How Executives Can Prevent Data Breaches
When the total average cost of a data breach is $3.86 million, preventable problems are not acceptable. Here's how to mitigate the risk.
Data breaches are so much a part of our way of life that we barely bat an eye any more when another company gets their data stolen. In fact, some publication or another has called every year since 2005 the “year of the data breach”. Every year there are multiple new high-profile thefts of consumer data, and a lot of them are preventable.
Equifax’s 2017 data breach is one of the best-known, and it stemmed from one of the dumbest possible reasons: not keeping up to date with patches. There are multitudes of basic, preventable problems that have caused huge data breaches: sequential user IDs in plaintext, plaintext password storage, transaction logs that don’t check balance on every transaction — the list goes on and on…
When the total average cost of a data breach is $3.86 million, preventable problems are not acceptable.
But data breaches are preventable, and as an executive you have the responsibility to make sure they don’t happen. Here’s how you can mitigate the risk.
1. Get Your Staffing Right
Equifax’s data breach was particularly egregious for a few reasons. One was the scope of the breach, with 143 million people put at risk. Another was their chief security officer being a music major with no known credentials in security.
A company of that size putting their trust in someone who had no credentials in the field is unfathomable. For patching to go undone for that long is also unfathomable, given that the patch that would have fixed the security hole had been available for months.
This could have been fixed with proper staffing. Getting the right people in the right positions is key in any organization, but in an organization that’s responsible for this much user data, it’s absolutely crucial. Make sure those key security positions are locked down.

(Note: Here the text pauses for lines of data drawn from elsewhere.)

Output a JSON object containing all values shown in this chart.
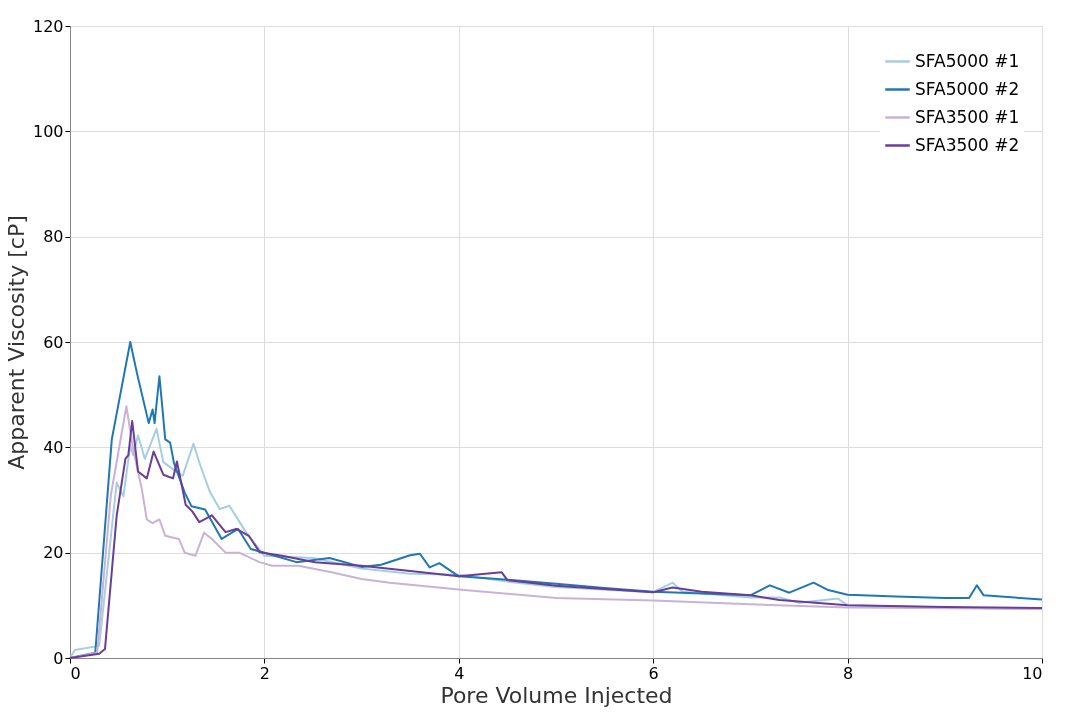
{
  "chart_data": {
    "type": "line",
    "xlabel": "Pore Volume Injected",
    "ylabel": "Apparent Viscosity [cP]",
    "xlim": [
      0,
      10
    ],
    "ylim": [
      0,
      120
    ],
    "xticks": [
      0,
      2,
      4,
      6,
      8,
      10
    ],
    "yticks": [
      0,
      20,
      40,
      60,
      80,
      100,
      120
    ],
    "grid": true,
    "legend": "top right",
    "line_style": "solid",
    "marker": "none",
    "series": [
      {
        "name": "SFA5000 #1",
        "color": "#a6cee3",
        "x": [
          0,
          0.05,
          0.3,
          0.48,
          0.55,
          0.62,
          0.65,
          0.7,
          0.77,
          0.89,
          0.96,
          1.1,
          1.16,
          1.27,
          1.34,
          1.44,
          1.54,
          1.64,
          1.81,
          2.0,
          2.5,
          3.0,
          3.5,
          4.0,
          4.5,
          5.0,
          6.0,
          6.2,
          6.3,
          7.0,
          7.3,
          7.5,
          7.9,
          8.0,
          9.0,
          10.0
        ],
        "values": [
          0,
          1.5,
          2.3,
          33.3,
          30.7,
          40.4,
          38.5,
          42.3,
          37.8,
          43.5,
          37.2,
          35.3,
          34.6,
          40.7,
          36.6,
          31.5,
          28.3,
          28.9,
          23.9,
          19.4,
          19,
          17,
          16,
          15.8,
          14.5,
          13.5,
          12.5,
          14.3,
          12.6,
          11.5,
          11.5,
          10.5,
          11.3,
          10.0,
          9.6,
          9.3
        ]
      },
      {
        "name": "SFA5000 #2",
        "color": "#1f78b4",
        "x": [
          0,
          0.26,
          0.43,
          0.52,
          0.62,
          0.69,
          0.81,
          0.85,
          0.87,
          0.92,
          0.98,
          1.03,
          1.07,
          1.18,
          1.25,
          1.39,
          1.56,
          1.73,
          1.86,
          2.0,
          2.33,
          2.67,
          3.0,
          3.2,
          3.5,
          3.6,
          3.7,
          3.8,
          4.0,
          4.4,
          5.0,
          5.5,
          6.0,
          7.0,
          7.2,
          7.4,
          7.65,
          7.8,
          8.0,
          8.5,
          9.0,
          9.25,
          9.33,
          9.4,
          10.0
        ],
        "values": [
          0,
          1,
          41.5,
          50.3,
          60,
          54,
          44.6,
          47.2,
          44.6,
          53.5,
          41.5,
          40.9,
          37,
          31.4,
          28.8,
          28.2,
          22.6,
          24.5,
          20.7,
          20,
          18.2,
          19,
          17.3,
          17.7,
          19.5,
          19.8,
          17.2,
          18,
          15.5,
          15.0,
          14.1,
          13.3,
          12.6,
          11.9,
          13.8,
          12.4,
          14.3,
          12.9,
          12.0,
          11.7,
          11.4,
          11.4,
          13.8,
          11.9,
          11.1
        ]
      },
      {
        "name": "SFA3500 #1",
        "color": "#cab2d6",
        "x": [
          0,
          0.28,
          0.42,
          0.58,
          0.65,
          0.74,
          0.79,
          0.85,
          0.92,
          0.98,
          1.12,
          1.18,
          1.29,
          1.38,
          1.46,
          1.6,
          1.74,
          1.95,
          2.08,
          2.35,
          2.69,
          3.0,
          3.29,
          4.0,
          5.0,
          6.0,
          7.0,
          8.0,
          10.0
        ],
        "values": [
          0,
          1,
          30.9,
          47.8,
          39.6,
          32,
          26.3,
          25.6,
          26.3,
          23.2,
          22.6,
          20,
          19.4,
          23.8,
          22.6,
          20,
          20,
          18.2,
          17.5,
          17.5,
          16.3,
          15.0,
          14.3,
          13.0,
          11.4,
          10.9,
          10.2,
          9.6,
          9.3
        ]
      },
      {
        "name": "SFA3500 #2",
        "color": "#6a3d9a",
        "x": [
          0,
          0.3,
          0.36,
          0.48,
          0.57,
          0.6,
          0.64,
          0.7,
          0.79,
          0.86,
          0.96,
          1.06,
          1.1,
          1.19,
          1.26,
          1.33,
          1.46,
          1.6,
          1.71,
          1.84,
          1.95,
          2.18,
          2.52,
          3.0,
          3.5,
          4.0,
          4.44,
          4.5,
          5.0,
          6.0,
          6.2,
          6.5,
          7.0,
          7.3,
          8.0,
          9.0,
          10.0
        ],
        "values": [
          0,
          0.8,
          1.7,
          27,
          37.8,
          38.5,
          45,
          35.4,
          34.1,
          39.2,
          34.8,
          34.1,
          37.3,
          29.1,
          27.8,
          25.8,
          27.1,
          23.9,
          24.5,
          23.2,
          20.1,
          19.4,
          18.2,
          17.5,
          16.5,
          15.5,
          16.3,
          14.8,
          13.7,
          12.5,
          13.4,
          12.6,
          11.9,
          11,
          10.0,
          9.7,
          9.5
        ]
      }
    ]
  }
}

2. Make Sure There’s Accountability In Place
When two-thirds of CEOs have organizational control over IT and 60 percent have control of the IT budget, the buck stops at the top desk.
Creating a culture of accountability starts at the top. You can’t get into a checklist mentality — once you’ve got your security checklists done, you still can’t rest. A properly-motivated staff looks for other ways to safeguard against things like zero day exploits and other possibilities that won’t show up on a checklist. Even if you’re trying to be GDPR-compliant, it will help — but there are things that won’t show up if that’s all you do.
Accountability starts with the C-suite. Are you empowering the right people to make decisions in the department? Giving them the budget they need? Holding them accountable for breaches and helping them create a better infrastructure?
As Ashley Leonard, CEO of Syxsense, told me in an email, “When it comes to an IT department, it’s important to give them the tools and people they need to do their job. Otherwise, when mistakes happen, the responsibility lies with the C-suite and not the people on the ground. Automatic solutions for patching, innovative employees that come up with possible vectors of invasion, pen testing … all those things go into creating a strategy that keeps your company safe.”
3. Educate Your Employees
This doesn’t just apply to IT. It’s important for every level of a company.
Kaspersky Labs notes that “The vast majority of data breaches are caused by stolen or weak credentials. If malicious actors have your username and password combination, they have an open door into your network. Because most people reuse passwords, cyber criminals can gain entrance to email, websites, bank accounts, and other sources of PII or financial information.”
Make sure you’re keeping your employees up to date with common phishing strategies and testing them periodically to make sure they’re on top of it. Rotate passwords frequently, even if they grumble. It’s important to make sure they don’t unwittingly open your network to attack, and that starts with proper education.
Phishing is one of the most common routes of attack for both personal identity theft and corporate data theft. It’s also getting harder to detect as groups start to use multiple redirects to obfuscate URLs. If you can stop at least the very common methods, you’ll be a lot safer.
4. Stop Data Breaches Before They Happen
Not every breach can be stopped, but it’s absolutely key that you do everything you can to keep them from happening. Data breaches are on the rise across the United States and the world. As more information makes its way onto the Internet, there are more and more ways for us to have our identities compromised and more companies that have our personal information to steal.
You can’t prevent every incursion, but what you can do is harden your perimeter. Make sure you’re not leaving holes in your security through negligence or starving your IT department of resources. Establish a culture of accountability, hire the right people, educate your employees, devote the proper resources to staying patched and secure, and you’ll be able to stop most attacks before they happen.